Isabella – who preferred to be known as “Tibbie” or “Tibby”, had been widowed in 1824 at the age of 40 when her husband, Robert Richardson, a 38 year-old mole-catcher, died leaving her with six children to raise. Tibbie had reverted to her maiden name of Shiel shortly thereafter. Intriguingly, she frequently referred to herself as Tibbie Shiels, although her gravestone bears the name Shiel.

St Mary’s Cottage had been built only a year before Richardson died – not as an inn or boarding house, but simply as the family home. Taking in lodgers was the only way she knew of making some money.

Tibbie’s life had been a hard one, and she had entered service in 1794 – at the age of twelve – at Ettrick Hall, the home of Robert and Margaret Hogg. Robert was a farmer, and his wife was an enthusiastic collector of folk songs and ballads.

The Hoggs’ son, James, born in 1770, became firm friends with Isabella – indeed it has been suggested that he was probably acquainted with her even before she went to work for his mother. James Hogg, of course, went on to achieve great and lasting fame as ‘The Ettrick Shepherd’. Their friendship endured until Hogg’s death in 1835, and at the time of Tibbie’s bereavement, that friendship would throw her a valuable lifeline, and ensure her own place in history.

Leaving service with the Hoggs at the age of twenty-two, Isabella married Robert Richardson, and over the following years they had three sons and three daughters, moving with their family to St Mary’s Cottage in 1823.

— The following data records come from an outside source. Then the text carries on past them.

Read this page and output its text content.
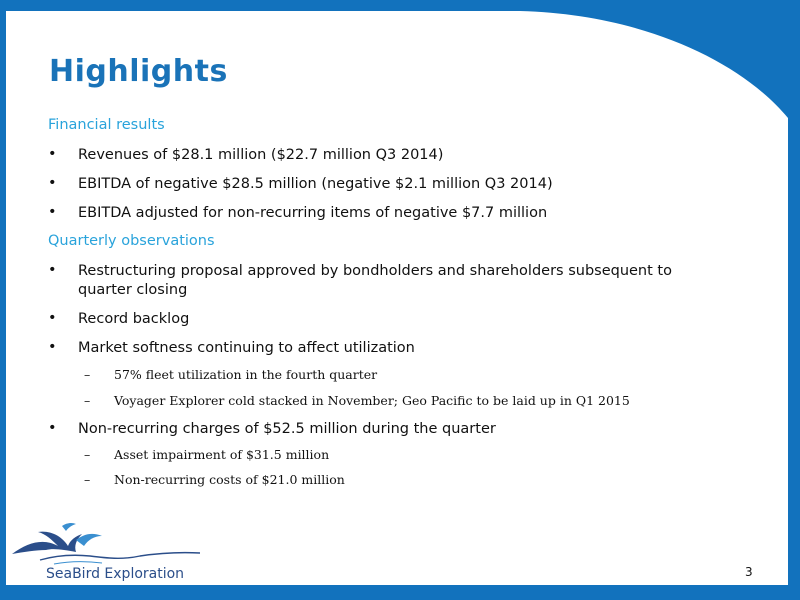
Highlights
Financial results
• Revenues of $28.1 million ($22.7 million Q3 2014)
• EBITDA of negative $28.5 million (negative $2.1 million Q3 2014)
• EBITDA adjusted for non-recurring items of negative $7.7 million
Quarterly observations
• Restructuring proposal approved by bondholders and shareholders subsequent to quarter closing
• Record backlog
• Market softness continuing to affect utilization
– 57% fleet utilization in the fourth quarter
– Voyager Explorer cold stacked in November; Geo Pacific to be laid up in Q1 2015
• Non-recurring charges of $52.5 million during the quarter
– Asset impairment of $31.5 million
– Non-recurring costs of $21.0 million
SeaBird Exploration	3
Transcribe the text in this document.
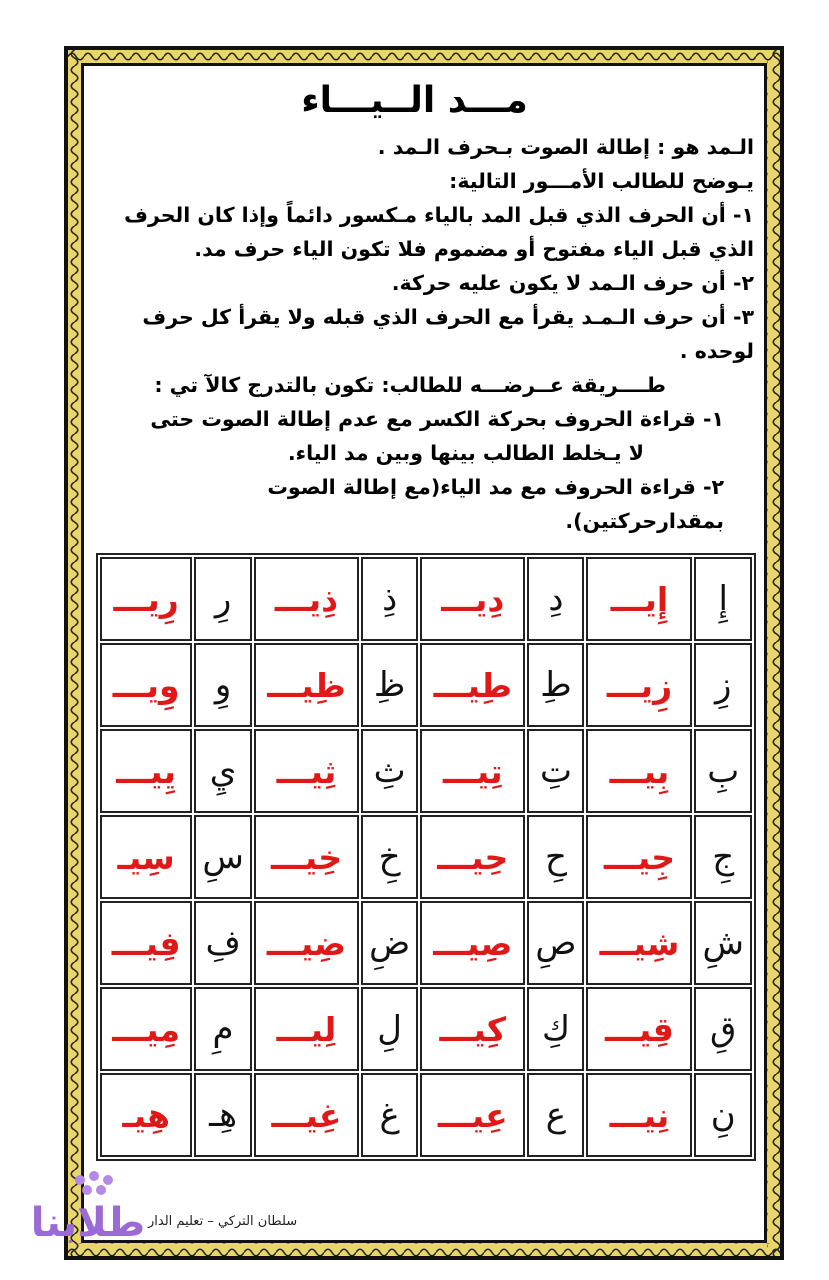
مـــد الــيـــاء

الـمد هو : إطالة الصوت بـحرف الـمد .

يـوضح للطالب الأمـــور التالية:

١- أن الحرف الذي قبل المد بالياء مـكسور دائماً وإذا كان الحرف الذي قبل الياء مفتوح أو مضموم فلا تكون الياء حرف مد.

٢- أن حرف الـمد لا يكون عليه حركة.

٣- أن حرف الـمـد يقرأ مع الحرف الذي قبله ولا يقرأ كل حرف لوحده .

طــــريقة عــرضـــه للطالب: تكون بالتدرج كالآ تي :

١- قراءة الحروف بحركة الكسر مع عدم إطالة الصوت حتى

لا يـخلط الطالب بينها وبين مد الياء.

٢- قراءة الحروف مع مد الياء(مع إطالة الصوت بمقدارحركتين).

إِ	إِيـــ	دِ	دِيـــ	ذِ	ذِيـــ	رِ	رِيـــ
زِ	زِيـــ	طِ	طِيـــ	ظِ	ظِيـــ	وِ	وِيـــ
بِ	بِيـــ	تِ	تِيـــ	ثِ	ثِيـــ	يِ	يِيـــ
جِ	جِيـــ	حِ	حِيـــ	خِ	خِيـــ	سِ	سِيـ
شِ	شِيـــ	صِ	صِيـــ	ضِ	ضِيـــ	فِ	فِيـــ
قِ	قِيـــ	كِ	كِيـــ	لِ	لِيـــ	مِ	مِيـــ
نِ	نِيـــ	ع	عِيـــ	غ	غِيـــ	هِـ	هِيـ
سلطان التركي – تعليم الدار
طلابنا
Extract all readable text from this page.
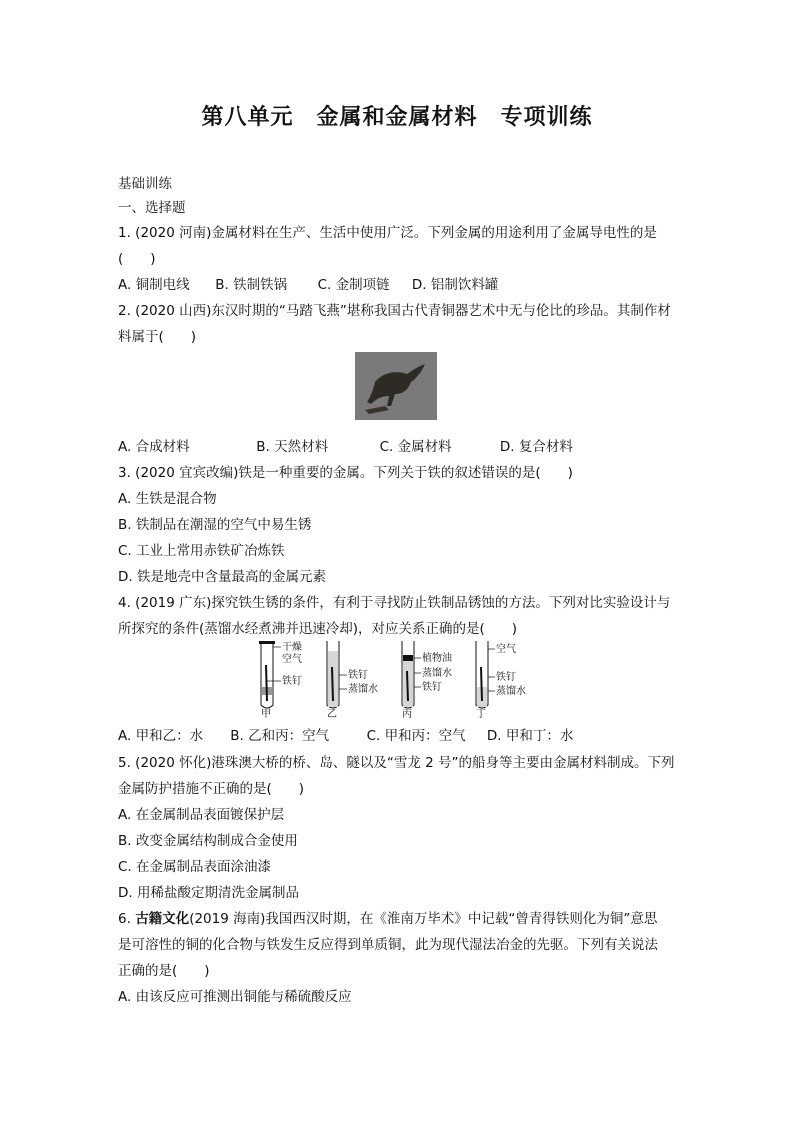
第八单元　金属和金属材料　专项训练
基础训练
一、选择题
1. (2020 河南)金属材料在生产、生活中使用广泛。下列金属的用途利用了金属导电性的是
(　　)
A. 铜制电线 B. 铁制铁锅 C. 金制项链 D. 铝制饮料罐
2. (2020 山西)东汉时期的“马踏飞燕”堪称我国古代青铜器艺术中无与伦比的珍品。其制作材
料属于(　　)
A. 合成材料	B. 天然材料	C. 金属材料	D. 复合材料
3. (2020 宜宾改编)铁是一种重要的金属。下列关于铁的叙述错误的是(　　)
A. 生铁是混合物
B. 铁制品在潮湿的空气中易生锈
C. 工业上常用赤铁矿冶炼铁
D. 铁是地壳中含量最高的金属元素
4. (2019 广东)探究铁生锈的条件，有利于寻找防止铁制品锈蚀的方法。下列对比实验设计与
所探究的条件(蒸馏水经煮沸并迅速冷却)，对应关系正确的是(　　)
干燥
空气
铁钉
甲
铁钉
蒸馏水
乙
植物油
蒸馏水
铁钉
丙
空气
铁钉
蒸馏水
丁
A. 甲和乙：水 B. 乙和丙：空气	C. 甲和丙：空气 D. 甲和丁：水
5. (2020 怀化)港珠澳大桥的桥、岛、隧以及“雪龙 2 号”的船身等主要由金属材料制成。下列
金属防护措施不正确的是(　　)
A. 在金属制品表面镀保护层
B. 改变金属结构制成合金使用
C. 在金属制品表面涂油漆
D. 用稀盐酸定期清洗金属制品
6. 古籍文化(2019 海南)我国西汉时期，在《淮南万毕术》中记载“曾青得铁则化为铜”意思
是可溶性的铜的化合物与铁发生反应得到单质铜，此为现代湿法冶金的先驱。下列有关说法
正确的是(　　)
A. 由该反应可推测出铜能与稀硫酸反应
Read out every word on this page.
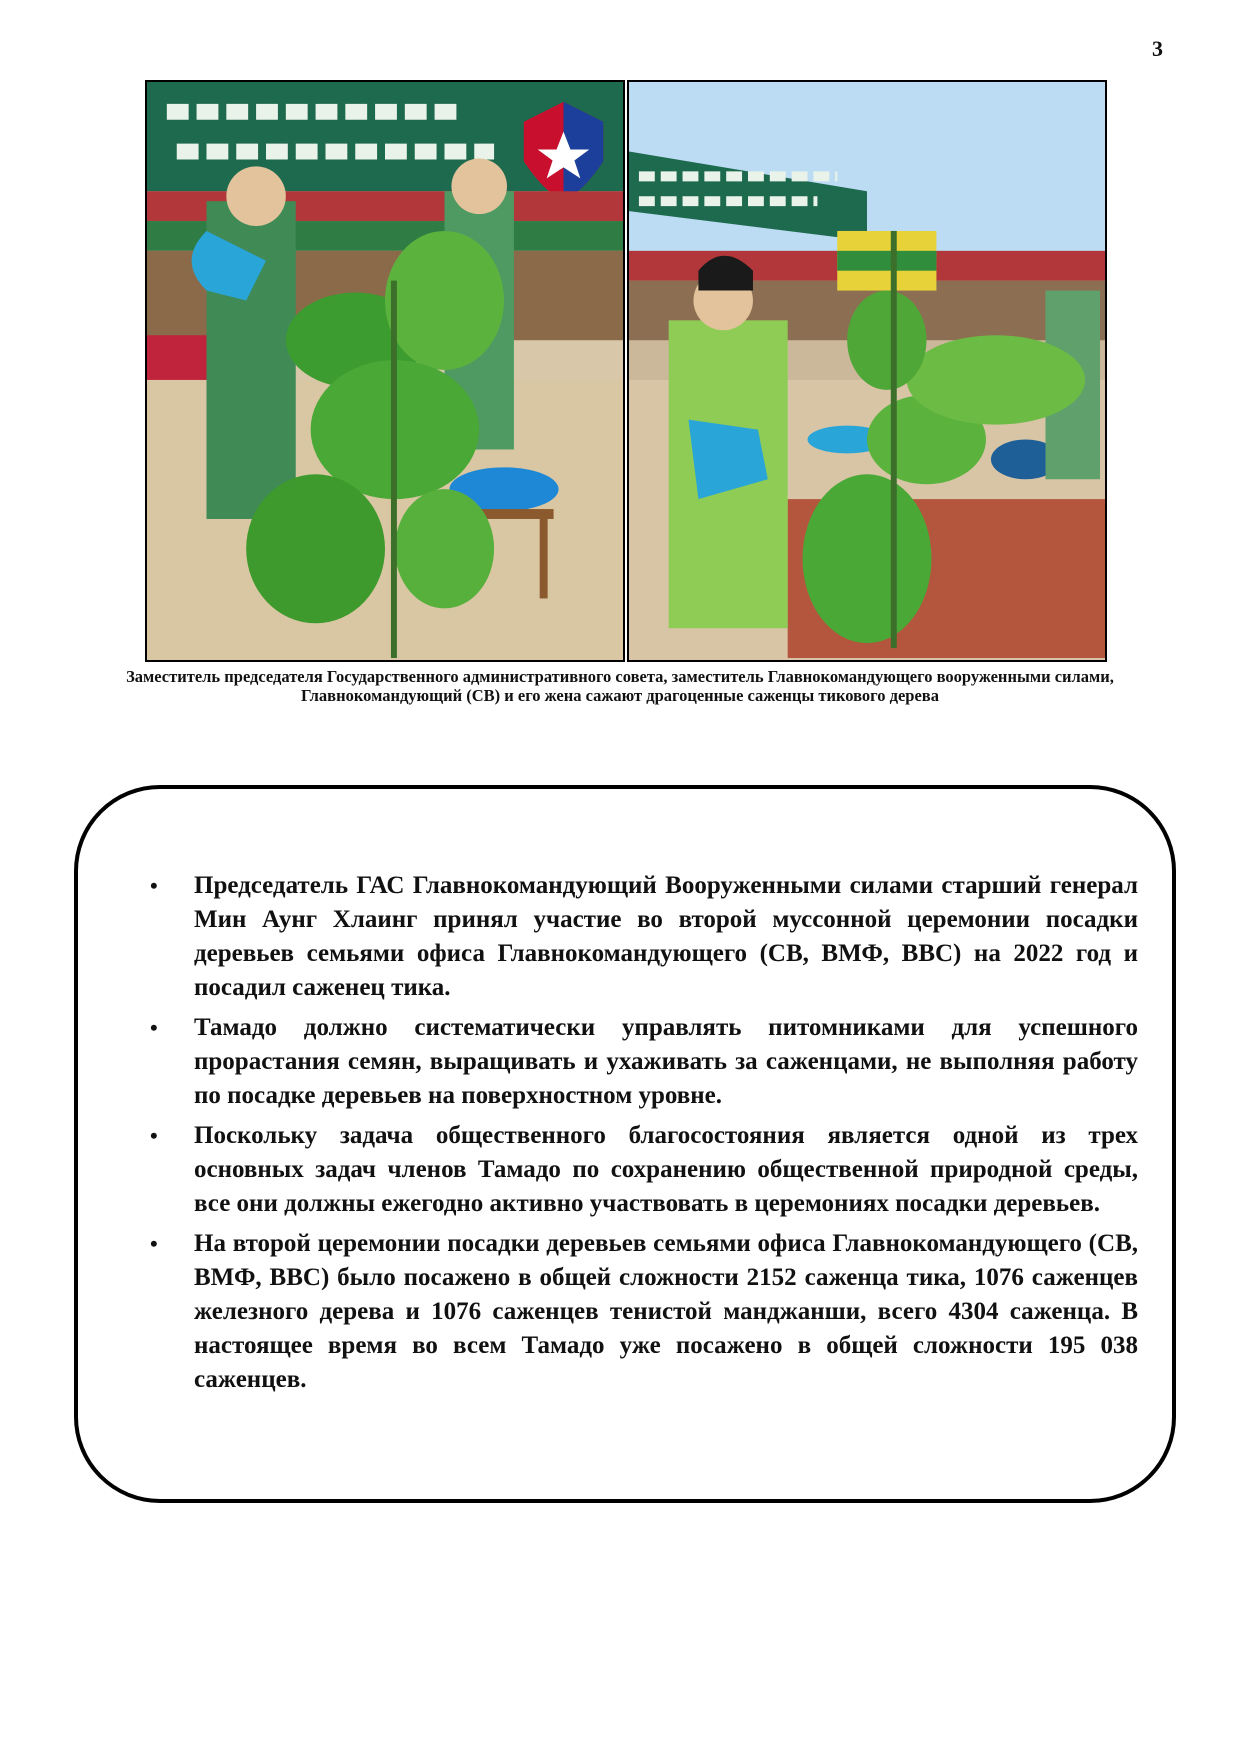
3
Заместитель председателя Государственного административного совета, заместитель Главнокомандующего вооруженными силами, Главнокомандующий (СВ) и его жена сажают драгоценные саженцы тикового дерева
• Председатель ГАС Главнокомандующий Вооруженными силами старший генерал Мин Аунг Хлаинг принял участие во второй муссонной церемонии посадки деревьев семьями офиса Главнокомандующего (СВ, ВМФ, ВВС) на 2022 год и посадил саженец тика.
• Тамадо должно систематически управлять питомниками для успешного прорастания семян, выращивать и ухаживать за саженцами, не выполняя работу по посадке деревьев на поверхностном уровне.
• Поскольку задача общественного благосостояния является одной из трех основных задач членов Тамадо по сохранению общественной природной среды, все они должны ежегодно активно участвовать в церемониях посадки деревьев.
• На второй церемонии посадки деревьев семьями офиса Главнокомандующего (СВ, ВМФ, ВВС) было посажено в общей сложности 2152 саженца тика, 1076 саженцев железного дерева и 1076 саженцев тенистой манджанши, всего 4304 саженца. В настоящее время во всем Тамадо уже посажено в общей сложности 195 038 саженцев.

By the mid 1820s, Hogg was at the height of his fame, and counted amongst his friends and acquaintances, several of Britain’s literary giants, the most successful of whom, Sir Walter Scott, lived just a short ride away at Abbotsford.

The little inn by St Mary’s Loch became a regular haunt for both Hogg and Scott in the mid 1820s, and was occasionally visited by both men when entertaining others poets and writers at their respective homes. Few inns can boast late night drinking sessions by groups of eminent writers and thinkers. While few others might have initially believed that Tibbie’s idea of turning her house into an inn would ever amount to much, she herself was absolutely confident of her future fame.

So famous did she become that, at the time of her death in 1878, no lesser newspaper than
The Scotsman gave her a lengthy and detailed obituary – which was even picked up and published in full in the New York Times. The story of her little inn had clearly crossed to the other side of the Atlantic!

Not even Tibbie could have anticipated that a century and a quarter after her death, her inn would still be thriving, and her name still well known to all who walk the border hills. She had become a legend. She was certainly not wrong when she told Dr. Chambers “Oh ay; folk a’ ken me best as Tibby Shiels; and I dare say when I’m dead and gane, this place here will still be ca’ed Tibby Shiels.”